I agree with President Warner of the Law Society that as a profession we have to position ourselves to provide service better, faster and cheaper. On the other hand we must never look at ourselves as men and women who deliver a commodity. Legal advice can only be delivered at the speed of careful reflection and at a cost of proper consideration. Our challenge is not really to continue to increase the speed with which we produce our work product, but to carefully manage our clients’ expectations around technology and the delivery of legal services.
A wait of twelve months for a trial may well seem unimaginable inefficiency for a businessperson who can order a warehouse full of supplies in a nanosecond. Parties waiting for the development of a complex shareholder’s agreement or difficult separation agreement may have difficulty understanding why that process may take weeks or months when a hundred pages of text can be e-mailed in an instant.
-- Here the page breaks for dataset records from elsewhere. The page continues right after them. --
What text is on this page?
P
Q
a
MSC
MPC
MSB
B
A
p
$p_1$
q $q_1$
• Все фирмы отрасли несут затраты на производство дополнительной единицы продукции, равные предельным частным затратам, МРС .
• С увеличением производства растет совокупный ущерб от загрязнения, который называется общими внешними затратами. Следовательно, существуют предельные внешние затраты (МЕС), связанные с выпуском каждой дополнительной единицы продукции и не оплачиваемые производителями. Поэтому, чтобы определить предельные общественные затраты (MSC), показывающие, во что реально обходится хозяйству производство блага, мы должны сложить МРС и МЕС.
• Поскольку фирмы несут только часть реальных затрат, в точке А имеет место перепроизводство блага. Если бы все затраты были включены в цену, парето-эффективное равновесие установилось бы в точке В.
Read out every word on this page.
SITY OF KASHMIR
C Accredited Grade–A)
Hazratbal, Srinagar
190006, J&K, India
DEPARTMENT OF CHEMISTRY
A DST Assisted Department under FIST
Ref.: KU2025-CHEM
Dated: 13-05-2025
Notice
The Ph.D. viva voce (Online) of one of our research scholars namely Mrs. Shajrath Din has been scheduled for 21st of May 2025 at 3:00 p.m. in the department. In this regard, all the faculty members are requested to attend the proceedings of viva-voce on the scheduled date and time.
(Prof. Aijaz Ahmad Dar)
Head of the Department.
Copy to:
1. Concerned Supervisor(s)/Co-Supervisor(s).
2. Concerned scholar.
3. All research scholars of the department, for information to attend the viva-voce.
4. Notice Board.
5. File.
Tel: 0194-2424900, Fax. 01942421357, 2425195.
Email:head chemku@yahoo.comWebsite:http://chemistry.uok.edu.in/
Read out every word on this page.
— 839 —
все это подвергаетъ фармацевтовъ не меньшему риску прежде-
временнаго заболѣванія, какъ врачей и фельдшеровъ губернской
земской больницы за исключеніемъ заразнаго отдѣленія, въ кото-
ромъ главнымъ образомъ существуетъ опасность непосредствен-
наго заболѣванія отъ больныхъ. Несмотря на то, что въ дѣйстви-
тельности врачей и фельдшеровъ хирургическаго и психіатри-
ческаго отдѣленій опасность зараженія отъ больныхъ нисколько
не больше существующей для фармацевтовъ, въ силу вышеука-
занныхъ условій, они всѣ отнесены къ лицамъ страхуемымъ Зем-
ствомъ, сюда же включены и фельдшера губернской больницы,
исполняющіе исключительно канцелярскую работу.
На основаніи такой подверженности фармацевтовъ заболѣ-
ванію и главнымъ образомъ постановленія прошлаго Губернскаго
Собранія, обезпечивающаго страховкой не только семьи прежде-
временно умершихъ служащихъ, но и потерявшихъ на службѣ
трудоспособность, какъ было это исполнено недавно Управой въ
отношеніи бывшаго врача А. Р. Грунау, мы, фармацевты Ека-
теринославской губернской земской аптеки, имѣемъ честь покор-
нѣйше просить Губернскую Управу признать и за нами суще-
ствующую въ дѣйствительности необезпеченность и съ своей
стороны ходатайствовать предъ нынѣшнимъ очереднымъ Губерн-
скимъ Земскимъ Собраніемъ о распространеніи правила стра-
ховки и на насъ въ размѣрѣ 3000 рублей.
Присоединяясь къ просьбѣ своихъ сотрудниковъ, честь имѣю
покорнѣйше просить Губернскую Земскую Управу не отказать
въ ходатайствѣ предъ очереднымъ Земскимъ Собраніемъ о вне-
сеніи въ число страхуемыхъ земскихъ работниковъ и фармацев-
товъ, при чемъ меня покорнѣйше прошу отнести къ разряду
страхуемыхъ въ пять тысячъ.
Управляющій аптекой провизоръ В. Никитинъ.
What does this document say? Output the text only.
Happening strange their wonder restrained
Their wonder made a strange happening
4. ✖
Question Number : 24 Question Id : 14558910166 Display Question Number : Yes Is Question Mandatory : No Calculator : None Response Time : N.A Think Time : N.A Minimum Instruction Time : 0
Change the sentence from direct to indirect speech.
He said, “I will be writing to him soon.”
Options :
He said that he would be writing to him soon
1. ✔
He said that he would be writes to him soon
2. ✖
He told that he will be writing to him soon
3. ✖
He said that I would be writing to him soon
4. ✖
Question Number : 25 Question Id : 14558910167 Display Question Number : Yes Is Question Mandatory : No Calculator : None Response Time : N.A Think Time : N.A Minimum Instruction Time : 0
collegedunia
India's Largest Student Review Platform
Clients need to understand that lawsuits and quality agreements require time for lawyers to exchange ideas and solutions and time for parties, particularly in a contested matter, to disengage their hearts and engage their minds.
In the final analysis it really all just means professionalism. To survive in the new global economy we need to maintain our commitment to this noble profession and its core values. This is where the Canadian Bar Association is your essential ally.
As this is my last column as president, let me take this opportunity to thank you for the opportunity that you have given me to serve this great and proud profession. It has been my honour to fulfill the role of president, but anything that I have done on your behalf would not have been possible without the incredible assistance of the staff at the Branch office and my colleagues on the executive. We can and should all be proud of the extraordinary work they do on our behalf.